There are questions, however, about Brocade's ability to continue riding quite so high. For one thing, Brocade is invested entirely in one product, its Silkworm Fibre Channel switch. And neither Silkworm nor Fibre Channel are guaranteed any market immortality. Companies such as Nishan Systems Inc. already are looking to create alternatives, particularly for carriers with IP-intensive networks. (See SAN Surprise Jolts Market).
Another threat to Brocade's dominance could come from standards. This fall, the American National Standards Institute is expected to ratify Fabric Shortest Path First (FSPF), an interoperability protocol that routes storage traffic across multivendor Fibre Channel switches. If the protocol passes, it could give other switch vendors a chance to compete with Brocade on price.
Brocade originally tried to stymie its competitors' efforts to establish an interoperability spec. It refused, for instance, to participate in demonstrations of a competing protocol called Open Systems Routing Protocol (OSRP) conducted at leading trade shows by Ancor (now Qlogic), Gadzoox, McData, and Vixel. (See Fibre Channel Vendors Split On Standards).

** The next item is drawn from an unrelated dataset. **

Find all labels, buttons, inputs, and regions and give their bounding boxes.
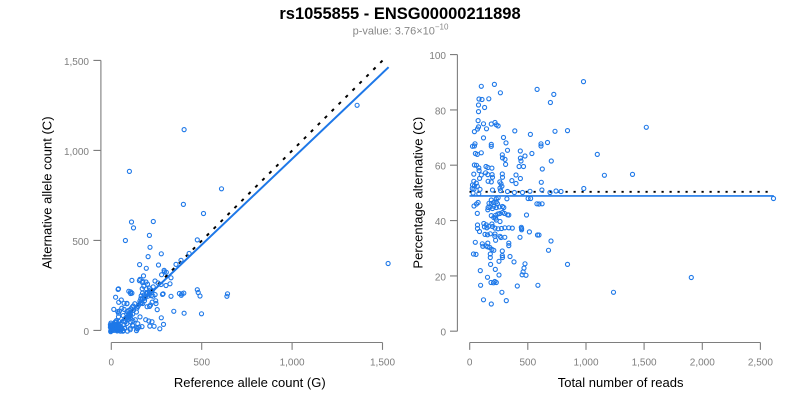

Then, this spring, Brocade bowed to the inevitable, but with a catch: It played its hand at a leading Fibre Channel industry group, the National Committee for Information Technology Standards, which has input to ANSI. Brocade representatives there urged a vote for FSPF, based on Brocade's market position and the fact that FSPF is already installed in its switches. And the gorilla won.